Бэнкс на секунду умолк, но потом спросил:
— Ну а что насчет Дерека Ваймена и Лоуренса Сильберта?
— В смысле?
— Сама понимаешь.
— Сомневаюсь. Сильберт, похоже, был разборчив, да и слишком замкнутый был тип.
— Но что-то мы все-таки упустили. Вот только что? — задал риторический вопрос Бэнкс.
К их столику подошла официантка. Она так торопилась, что чуть не опрокинула тарелку Бэнксу на колени. Смутившись, девчушка покраснела и бросилась прочь. Бэнкс принялся счищать с брюк капли соуса.
— Что-то помощницы у Сирила с каждой неделей все моложе и моложе, — заметил он.

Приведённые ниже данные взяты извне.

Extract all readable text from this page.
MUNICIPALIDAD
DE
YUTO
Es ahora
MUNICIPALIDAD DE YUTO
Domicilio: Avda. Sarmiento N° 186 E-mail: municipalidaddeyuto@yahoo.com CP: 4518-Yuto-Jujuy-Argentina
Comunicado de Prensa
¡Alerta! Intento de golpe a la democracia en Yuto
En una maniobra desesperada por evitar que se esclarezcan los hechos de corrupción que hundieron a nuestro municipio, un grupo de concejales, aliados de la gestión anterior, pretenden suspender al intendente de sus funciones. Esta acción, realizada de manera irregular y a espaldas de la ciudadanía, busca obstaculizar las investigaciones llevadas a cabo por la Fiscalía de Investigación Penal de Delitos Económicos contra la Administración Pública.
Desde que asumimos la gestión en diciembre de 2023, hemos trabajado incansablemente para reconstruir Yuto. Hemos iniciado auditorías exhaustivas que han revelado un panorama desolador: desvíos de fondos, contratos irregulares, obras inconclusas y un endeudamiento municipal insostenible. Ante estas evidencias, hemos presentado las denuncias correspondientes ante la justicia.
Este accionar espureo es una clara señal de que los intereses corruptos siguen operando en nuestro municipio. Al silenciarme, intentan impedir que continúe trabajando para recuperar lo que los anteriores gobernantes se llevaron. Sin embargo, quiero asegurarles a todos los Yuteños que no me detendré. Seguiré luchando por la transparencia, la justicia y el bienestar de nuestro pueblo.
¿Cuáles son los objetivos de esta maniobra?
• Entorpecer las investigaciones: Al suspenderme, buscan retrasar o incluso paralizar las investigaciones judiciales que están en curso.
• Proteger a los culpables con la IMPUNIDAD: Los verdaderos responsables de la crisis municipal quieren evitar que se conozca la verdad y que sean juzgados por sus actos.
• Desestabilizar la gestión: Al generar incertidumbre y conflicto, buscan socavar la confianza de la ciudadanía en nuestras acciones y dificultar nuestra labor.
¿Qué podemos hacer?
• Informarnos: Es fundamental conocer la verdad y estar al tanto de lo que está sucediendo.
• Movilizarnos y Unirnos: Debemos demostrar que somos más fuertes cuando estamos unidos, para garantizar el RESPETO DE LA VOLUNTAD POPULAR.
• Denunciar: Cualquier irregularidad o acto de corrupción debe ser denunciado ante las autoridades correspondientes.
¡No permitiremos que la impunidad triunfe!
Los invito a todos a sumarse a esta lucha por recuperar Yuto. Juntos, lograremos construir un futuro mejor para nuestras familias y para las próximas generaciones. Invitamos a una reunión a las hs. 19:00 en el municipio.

— Так у него же бешеная текучка. Кто же захочет, проторчав неделю в школе, в выходные еще и работать? Зарплата у новеньких мизерная, и чаевых им не дают. Неудивительно, что официантки тут не задерживаются.

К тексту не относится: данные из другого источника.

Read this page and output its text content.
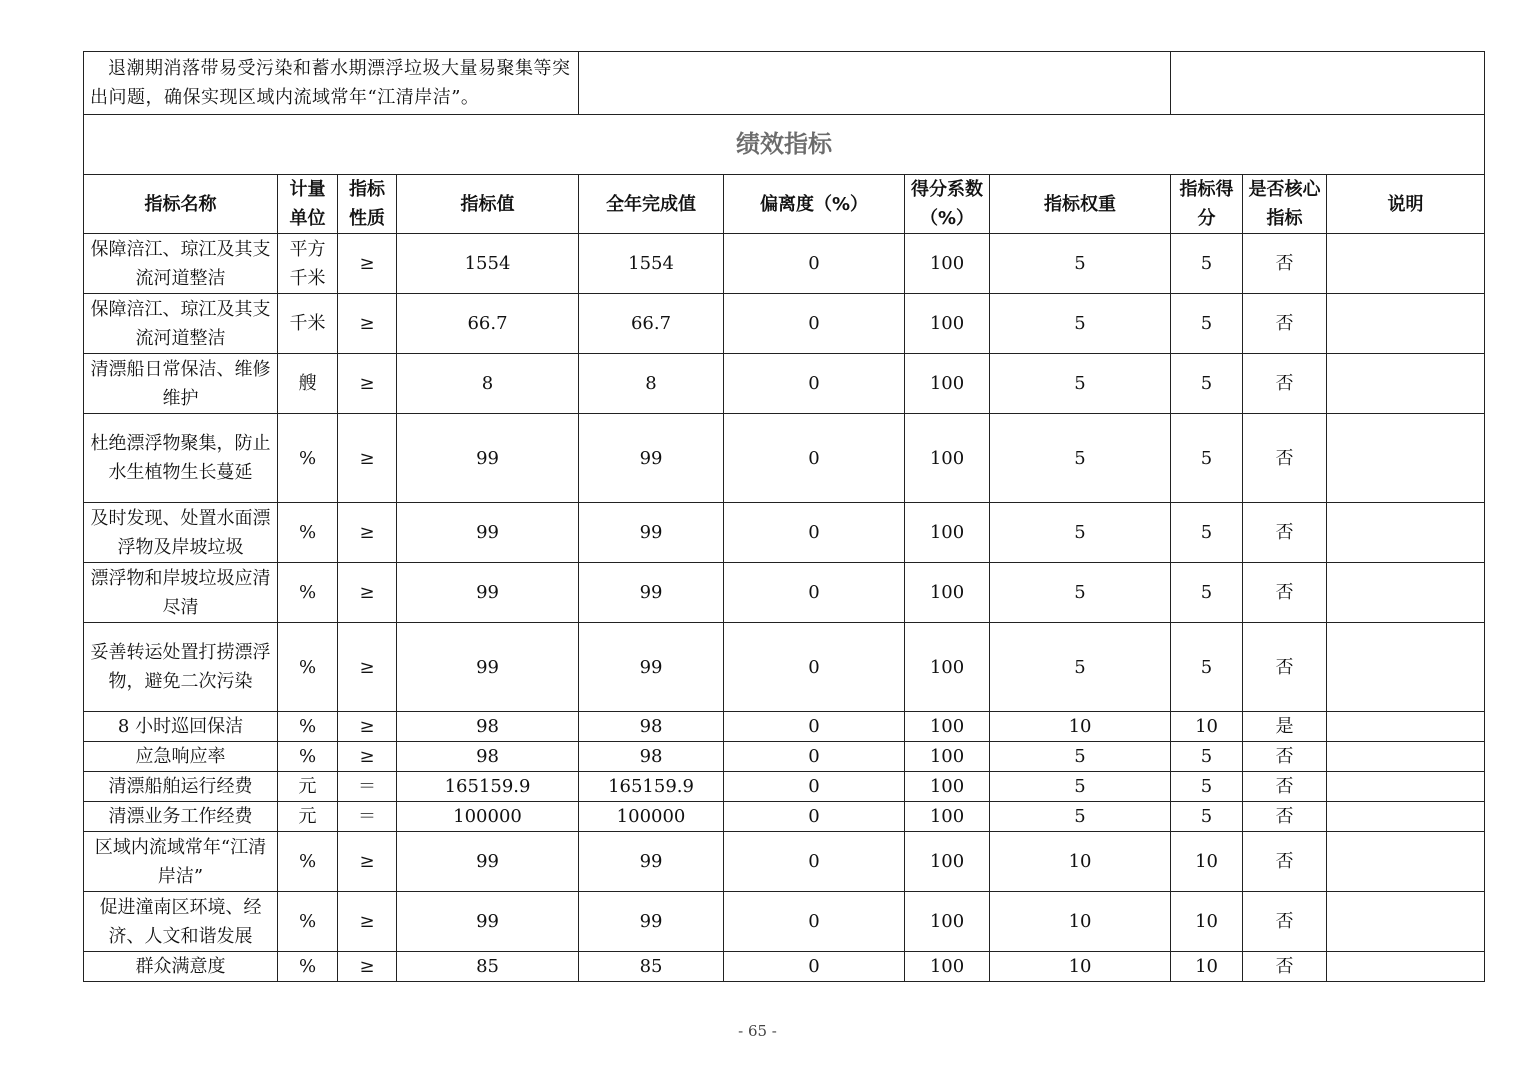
退潮期消落带易受污染和蓄水期漂浮垃圾大量易聚集等突出问题，确保实现区域内流域常年“江清岸洁”。										
绩效指标										
指标名称	计量单位	指标性质	指标值	全年完成值	偏离度（%）	得分系数（%）	指标权重	指标得分	是否核心指标	说明
保障涪江、琼江及其支流河道整洁	平方千米	≥	1554	1554	0	100	5	5	否	
保障涪江、琼江及其支流河道整洁	千米	≥	66.7	66.7	0	100	5	5	否	
清漂船日常保洁、维修维护	艘	≥	8	8	0	100	5	5	否	
杜绝漂浮物聚集，防止水生植物生长蔓延	%	≥	99	99	0	100	5	5	否	
及时发现、处置水面漂浮物及岸坡垃圾	%	≥	99	99	0	100	5	5	否	
漂浮物和岸坡垃圾应清尽清	%	≥	99	99	0	100	5	5	否	
妥善转运处置打捞漂浮物，避免二次污染	%	≥	99	99	0	100	5	5	否	
8 小时巡回保洁	%	≥	98	98	0	100	10	10	是	
应急响应率	%	≥	98	98	0	100	5	5	否	
清漂船舶运行经费	元	＝	165159.9	165159.9	0	100	5	5	否	
清漂业务工作经费	元	＝	100000	100000	0	100	5	5	否	
区域内流域常年“江清岸洁”	%	≥	99	99	0	100	10	10	否	
促进潼南区环境、经济、人文和谐发展	%	≥	99	99	0	100	10	10	否	
群众满意度	%	≥	85	85	0	100	10	10	否	
- 65 -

— Это точно. Хватит о них. Вернемся к Дереку Ваймену.
— Мне он показался вполне нормальным. Не думаю, что мы упустили что-то важное. Он — обычный зануда, помешанный на своих увлечениях. Наверняка запросто легко назовет по именам всех осветителей и монтажеров в любом виденном им фильме, но убийцей это его еще не делает.
— Я и не говорил, что он убийца, — прожевав, возразил Бэнкс. — Но есть в этом деле что-то такое, что не дает мне покоя.
— Прекрати. Обычный суицид после совершенного убийства. Тебе не кажется, что мы чересчур серьезно ко всему относимся? Ты разозлился, что тебя вытащили с романтического свидания, вот и пытаешься выискать что-то особенное, несуществующую тайну. А то ведь обидно.
— И что, ты бы на моем месте не разозлилась? — Бэнкс холодно на нее глянул.
— Наверное, разозлилась бы, — пожала плечами Энни.
— Очень уж многое здесь неясно. Был Хардкасл расстроен чем-то или нет. Кто-то утверждает, что был. Например, Мария Уолси. А Ваймен с ней не согласен и при этом уверен, что Марк комплексовал и ревновал Сильберта. Не знаю, что и думать. Сплошные вопросы. — Бэнкс отложил в сторону нож с вилкой и принялся считать по пальцам: — Почему Сильберт, уже выйдя на пенсию, постоянно бывал в разъездах? Ссорились ли они с Хардкаслом или нет? Изменяли ли друг другу или нет? Кто такой Джулиан Феннер и почему у него отключен телефон? Зачем Сильберт поехал в Амстердам?
— Вопросов действительно многовато, — согласилась Энни. — Может, Эдвина ответит на часть из них?
— Не бывает такого, чтобы человек вот просто так, без малейшей причины, избил до смерти своего возлюбленного, а потом взял и повесился.
— Поводом мог послужить какой-нибудь пустяк, — заметила Энни. — Хардкасл мог убить его из-за ссоры, которая вспыхнула случайно, кто-нибудь из них что-то неосторожно ляпнул. Сам знаешь, какие пустяки способны разбудить в человеке зверя. Скажем, Хардкасл слишком много выпил, и Сильберт принялся его отчитывать… иногда и такой ерунды достаточно. Никто не любит, когда его называют пьяницей. Или это… Хардкасл был на взводе, разозлился, и вот Сильберт уже лежит на полу мертвый. Помнишь показания Грейнджера из магазина? Он сказал, что Хардкасл был пьян, когда покупал у него веревку.
— Или… или Сильберта убил кто-то еще.
— Это ты так считаешь.
— А ты вспомни, сколько ударов убийца нанес уже после смерти. Сколько там было кровищи!